Tag Archive for 'national assessments'

New York Times For National Standards and Tests

The New York Times, echoing Petrilli, Finn and Hess, warns that Congress has to make sure the proposed economic stimulus package does not undermine education reform. “The money needs to be targeted in a way that forces the states to adopt reforms required under the No Child Left Behind Act of 2002,” argues an editorial in this morning’s paper.  

Arne Duncan, the education secretary, has a burgeoning discretionary budget that can be used to reward those states that embrace reform and prod those states that continue to lag. Mr.
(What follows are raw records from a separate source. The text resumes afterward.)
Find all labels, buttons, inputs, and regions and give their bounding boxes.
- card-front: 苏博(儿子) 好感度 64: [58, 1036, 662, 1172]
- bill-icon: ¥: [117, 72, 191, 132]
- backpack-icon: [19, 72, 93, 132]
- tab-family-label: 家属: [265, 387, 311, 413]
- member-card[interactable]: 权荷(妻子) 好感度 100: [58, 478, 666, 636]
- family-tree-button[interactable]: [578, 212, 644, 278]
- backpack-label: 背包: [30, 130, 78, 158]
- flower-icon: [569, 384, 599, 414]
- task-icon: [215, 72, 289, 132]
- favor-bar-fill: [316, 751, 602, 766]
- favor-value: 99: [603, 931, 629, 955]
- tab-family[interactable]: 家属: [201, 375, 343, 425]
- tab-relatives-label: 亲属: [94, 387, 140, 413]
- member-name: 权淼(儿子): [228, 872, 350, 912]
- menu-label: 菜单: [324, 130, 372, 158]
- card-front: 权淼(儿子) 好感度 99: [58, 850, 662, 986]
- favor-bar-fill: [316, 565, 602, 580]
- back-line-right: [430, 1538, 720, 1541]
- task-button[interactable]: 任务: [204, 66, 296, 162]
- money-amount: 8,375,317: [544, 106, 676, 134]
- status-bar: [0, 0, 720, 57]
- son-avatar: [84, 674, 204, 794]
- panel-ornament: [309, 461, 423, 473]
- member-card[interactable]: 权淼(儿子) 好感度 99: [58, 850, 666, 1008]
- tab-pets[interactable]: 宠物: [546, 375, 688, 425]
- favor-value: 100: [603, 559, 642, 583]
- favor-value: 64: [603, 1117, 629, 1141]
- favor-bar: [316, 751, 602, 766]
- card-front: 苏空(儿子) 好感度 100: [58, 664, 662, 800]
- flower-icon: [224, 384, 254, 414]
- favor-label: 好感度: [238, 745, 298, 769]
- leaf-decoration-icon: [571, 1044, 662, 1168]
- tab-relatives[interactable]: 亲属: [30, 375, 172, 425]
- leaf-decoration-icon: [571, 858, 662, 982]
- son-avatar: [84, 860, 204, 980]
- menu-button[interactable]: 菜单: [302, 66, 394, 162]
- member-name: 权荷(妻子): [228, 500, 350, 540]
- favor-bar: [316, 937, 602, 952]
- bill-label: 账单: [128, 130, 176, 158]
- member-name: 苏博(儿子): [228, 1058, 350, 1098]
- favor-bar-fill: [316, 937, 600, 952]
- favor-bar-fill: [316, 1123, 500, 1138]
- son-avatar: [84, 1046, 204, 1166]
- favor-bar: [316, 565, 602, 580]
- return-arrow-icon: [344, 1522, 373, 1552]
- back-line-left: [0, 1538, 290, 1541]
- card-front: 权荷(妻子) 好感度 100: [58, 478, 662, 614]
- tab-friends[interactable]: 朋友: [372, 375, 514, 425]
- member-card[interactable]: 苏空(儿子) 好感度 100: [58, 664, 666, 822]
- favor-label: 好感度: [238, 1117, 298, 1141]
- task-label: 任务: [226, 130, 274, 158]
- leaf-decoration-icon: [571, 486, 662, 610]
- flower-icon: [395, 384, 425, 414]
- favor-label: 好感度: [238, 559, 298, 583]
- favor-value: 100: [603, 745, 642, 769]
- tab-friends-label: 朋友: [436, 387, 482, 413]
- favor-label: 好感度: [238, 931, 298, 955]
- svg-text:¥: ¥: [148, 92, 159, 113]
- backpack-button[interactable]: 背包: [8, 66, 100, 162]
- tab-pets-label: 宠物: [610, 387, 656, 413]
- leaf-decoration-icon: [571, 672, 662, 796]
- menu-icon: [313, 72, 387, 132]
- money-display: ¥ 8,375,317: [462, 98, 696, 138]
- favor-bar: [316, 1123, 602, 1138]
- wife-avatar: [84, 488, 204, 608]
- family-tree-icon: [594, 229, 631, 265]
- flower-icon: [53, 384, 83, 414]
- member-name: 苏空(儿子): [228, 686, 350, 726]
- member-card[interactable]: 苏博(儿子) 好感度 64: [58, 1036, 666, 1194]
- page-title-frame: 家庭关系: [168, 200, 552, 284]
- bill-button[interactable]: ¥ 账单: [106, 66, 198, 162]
Duncan’s main goal should be to replace a wildly uneven patchwork of standards with a coherent system of national standards and tests that would allow parents to know, at last, how their schools compare with schools elsewhere in the country.

A pretty high profile endorsement for a common sense reform.  Now, will someone please sit down with the editorial board of the Times and explain the difference between clear and coherent content standards and squishy skills or performance standards, before this turns into a case of be careful what you wish for?

Transparency is the New Accountability

A meme on the march:

“Republicans that want to kill No Child Left Behind in its entirety should also propose to eliminate its $25 billion or so dollars for k-12 education. If that sounds like a poison pill, here’s an idea: push for transparency, via national standards and tests, instead of “accountability” via the heavy hand of Washington.”  — Mike Petrilli, Fordham Foundation.

“A Republican education agenda should have three key elements: decentralization, transparency and parental empowerment.”  — Lance T. Izumi, Pacific Research Institute for Public Policy

“The federal role should be to provide accurate information about student performance. It should be left to states and districts to devise sanctions and reforms.”  — Diane Ravitch

Gates Foundation Standards? Why Not?

The Gates Foundation “will advocate for the politically thorny goal of national standards — and will aim to write its own standards and its own national test,” reports Elizabeth Green at Gotham Schools

The edusphere is reacting with arched eyebrows. “Gates-made national standards creep me out a little bit,” says Alexander Russo at This Week in Education, “I’d rather the states or the USDE develop the tests than the Gates Foundation do it.”  At Eduwonkette, Aaron Pallas, aka “skoolboy,” laughed out loud at Green’s piece.

Does anybody else think this is a really, really bad idea? I’m delighted that the Gates Foundation has realized that throwing money at small schools didn’t work, but I’m not prepared to turn over the public’s interest in what is to be taught and learned to a private philanthropy, no matter how civic-minded it may be.

Perhaps I’m missing something, but industry lobbyists regularly play a role in policy and legislation where they have enormous self-interest with nary a peep.  If it’s ok for the insurance industry to write health care legislation or the oil industry to craft energy policy, how could weighing in on national standards and assessments possibly be out of bounds for Gates, which has no dog in the fight outside of its reputational capital?  

Bring it.

KIPP Founder Supports National Standards and Assessments

Add KIPP founder Mike Feinberg to the chorus of voices calling for national standards and assessments.  In an op-ed in the Houston Chronicle, Feinberg calls on President-elect Obama to choose an education secretary who is “committed to accountability and public school choice.”

President-elect Obama should pick a secretary of education who deeply understands the issues of funding and accountability on the federal, state and local levels, and who is passionate about student achievement and growth. Having one national test with one rigorous set of national standards will ensure our children can compete in the global marketplace as well as help parents know how well their children are progressing in school.

I’m increasingly convinced Diane Ravitch has the exact right approach to this with her recent call for national testing based on coherent curriculum standards, but without stakes or sanctions.  “The federal role should be to provide accurate information about student performance,” she wrote recently. “It should be left to states and districts to devise sanctions and reforms.  If states and localities don’t want to improve their schools, then we are in deeper trouble as a nation than any law passed by Congress can fix.”

In his op-ed, Feinberg also calls for streamlined pathways to the teaching profession, the growth of public charter schools, and a focus on pre-K and early childhood education.